/information-retrieval--tf-idf

A term frequency-inverse document frequency implementation (with Rocchio's algorithm) to find the most important terms in a given website obtained from the Google query.

Primary LanguagePython

TEAMMATES:

Pelin Cetin (pc2807) and Justin Zwick (jaz2130)

FILES:

proj1.tar.gz (which when uncompressed includes search.py and stopwords.txt), readme.txt, query-transcripts.txt

JSON API KEY: ""

SEARCH ENGINE ID: ""

HOW TO RUN OUR CODE:

sudo apt install python3-pip
pip3 install google-api-python-client
pip3 install numpy
python3 search.py <google api key> <google engine id> <precision> <query>

CODE EXPLANATION:

INTERNAL DESIGN / QUERY MODIFICATION METHOD: 
	- First, we extract the basic arguments from the command line that we need to send a request to the gse api.
	- Then, we build our set of stopwords. We made the assumption that query's to our service would be made in English. We used the NLTK's list of English stop words, 
	which can be found here: https://gist.github.com/sebleier/554280
	- After sending the query to the gse api, we print the search results to the user and ask for relevance feedback, which is then used to construct a boolean list for later use.
	- Then, we build a vector of titles and summaries of each document, with the punctation stripped out
	- After that, we iterate over the title and summary vectors to build an OrderedDict of all the words used in every document
	- We then compute a tf-idf matrix using the title and summary vectors from before.
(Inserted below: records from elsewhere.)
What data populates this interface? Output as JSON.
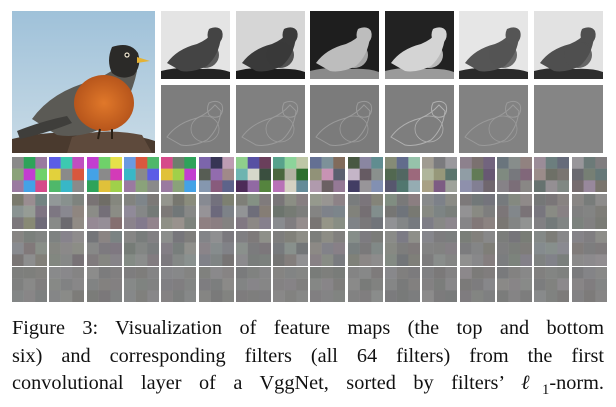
{
  "figure": {
    "input_image": "robin-bird-photo",
    "feature_map_rows": 2,
    "feature_maps_per_row": 6,
    "filter_grid_rows": 4,
    "filter_grid_cols": 16
  },
  "caption": {
    "label": "Figure 3:",
    "line1": "Visualization of feature maps (the top and bottom",
    "line2": "six) and corresponding filters (all 64 filters) from the first",
    "line3_pre": "convolutional layer of a VggNet, sorted by filters’ ",
    "line3_ell": "ℓ",
    "line3_sub": "1",
    "line3_post": "-norm."
  }
}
We dampen the tf and idf using the logarithm technique discussed in the slides
	- We normalize the tf-idf matrix so that each of its component vectors has the same magnitude
	- Then, using the boolean relevance list we constructed earlier, and our tf-idf-matrix, we do Rocchio's algorithm
	- For our term weights, we use alpha = 1.0, beta = 0.8, and gamma = 0.1, since this is what Wikipedia said is most common.
	- Then, using the modified query vector calculated via Rocchio's algorithm, we take the two terms with the highest value (that aren't already in the query) and add them to the query
	- repeat the above until desired precision is achieved
# NOTES:
	- We don't do anything special for handling non-html files. We didn't download and analyze the full results -- only the summaries that Google returns -- so we didn't see a need for this.